Just days after the launch of the much-anticipated iPhone 4, Apple is already taking loads of flak from frustrated iPhone users who say that holding the device in their left hand causes the phone to lose all cellular reception. For its part, Apple has confirmed the problem, offering a dead-simple solution that's got Apple users up in arms: "Don't hold it that way."
According to Apple's official press release about the iPhone 4 reception issues:
"Gripping any phone will result in some attenuation of its antenna performance with certain places being worse than others depending on the placement of the antennas. This is a fact of life for every wireless phone. If you ever experience this on your Phone 4, avoid gripping it in the lower left corner in a way that covers both sides of the black strip in the metal band, or simply use one of many available cases."
The problem with that statement is that it's nearly impossible to hold an iPhone in your left hand withut covering both sides of the black strip in the metal band, meaning that left-handed iPhone 4 users are going to have to either hold their phones in an extremely uncomfortable left-handed position or switch to using their right hands when making phone calls.

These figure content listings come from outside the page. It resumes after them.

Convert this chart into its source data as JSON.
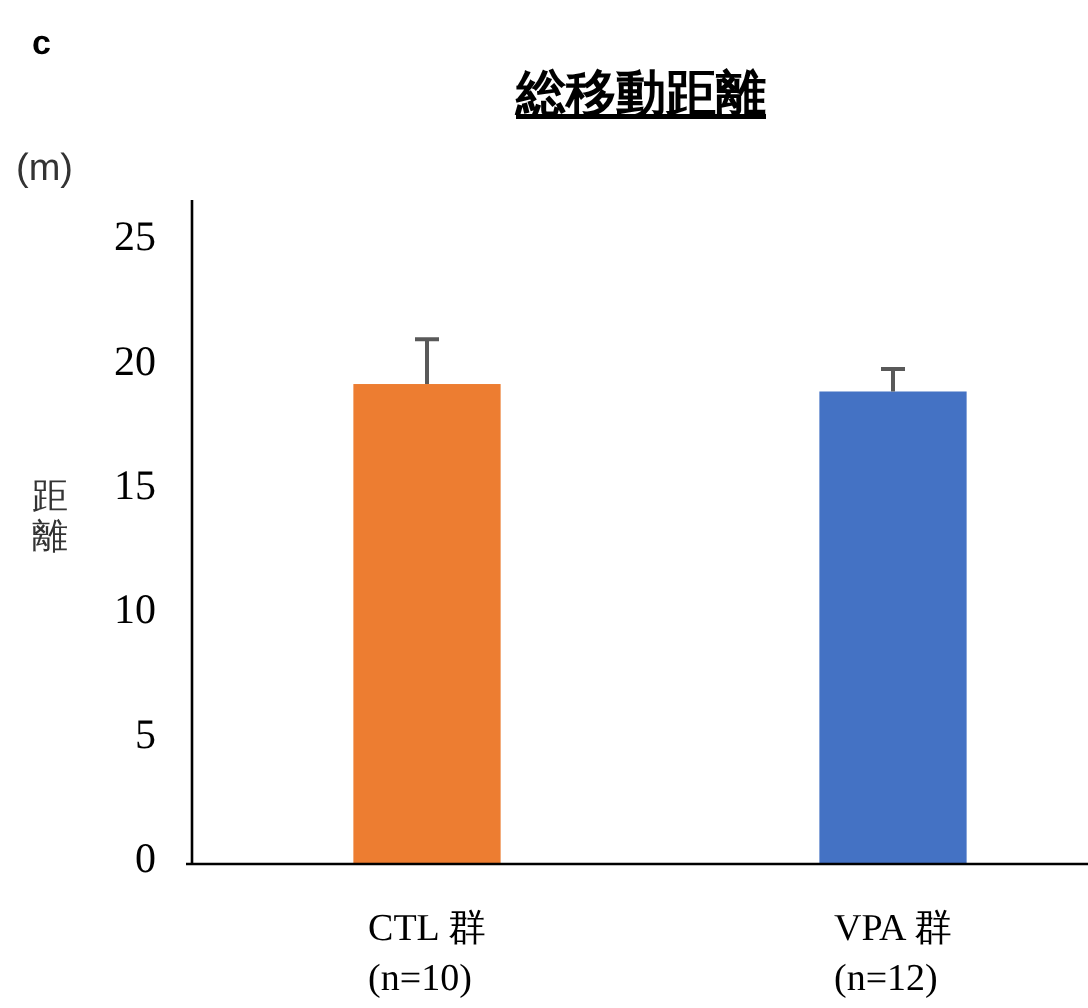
{
  "chart_data": {
    "type": "bar",
    "title": "総移動距離",
    "ylabel": "距離",
    "annotations": [
      "c",
      "(m)"
    ],
    "categories": [
      "CTL 群\n(n=10)",
      "VPA 群\n(n=12)"
    ],
    "values": [
      19.3,
      19.0
    ],
    "colors": [
      "#ed7d31",
      "#4472c4"
    ],
    "errors": [
      [
        19.3,
        21.1
      ],
      [
        19.0,
        19.9
      ]
    ],
    "ylim": [
      0,
      26.7
    ],
    "yticks": [
      0,
      5,
      10,
      15,
      20,
      25
    ],
    "grid": false
  }
}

It's bad news for the launch of the device, which users around the world predicted would be marred by technical issues. The launch of nearly every Apple iPhone device has been closely followed by revelations about technical problems, stemming from poor wi-fi reception to bad 3G connectivity.

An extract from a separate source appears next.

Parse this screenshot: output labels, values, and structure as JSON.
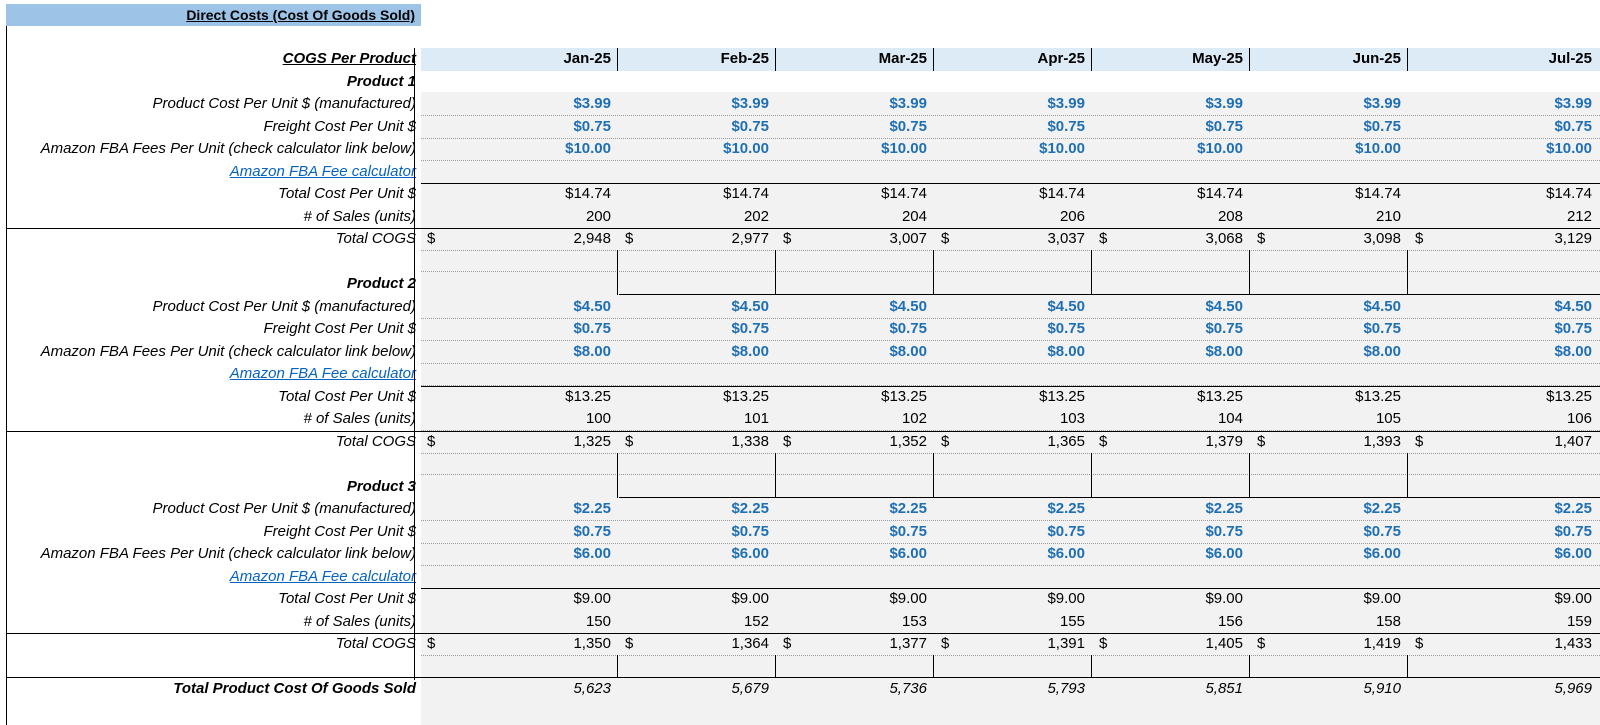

According to tech blog Ars Technica, which has a direct line to Apple founder Steve Jobs, the reception problem stems from the fact that the iPhone's two antennas are placed around the perimeter of the device, as opposed to at the bottom of the handset, where the majority of mobile providers have begun placing their antennas. The problem occurs when the human hand bridges the two different antennas, leading in many cases to an almost immediate loss of mobile reception.
When Ars Technica contacted Steve Jobs about the problem, Jobs wrote back a snappy email stating that the solution is, quite simply, "don't hold it that way." That one sentence has come to represent Apple's technical shortcomings, forcing users to change how they'd naturally use a device in order to accomodate for Apple's design flaws, design flaws which must surely have turned up in the testing and designing phases of the iPhone 4's development.
The popular device blog Engadget has taken the humor one step farther, pointing out in a wide series of Apple promotional materials that Apple themselves has a tendency to hold the iPhone 4 wrong.
There are some homespun solutions to the problem; Apple recommends using a "bumper" case for the iPhone, which will prevent the skin from coming in contact with the part of the phone that causes the bridging problem. Other iPhone 4 users have discovered that covering the bridge point with simple masking tape is a low-tech solution that, although not visually appealing, is quick and easy to implement.
According to articles early this week, Apple is pushing out an update to the brand-new iOS
4 firmware that they hope will correct, or at least mitigate, the problem.
Let's just hope that this is the only issue that folks discover with the iPhone 4 in the coming days and weeks!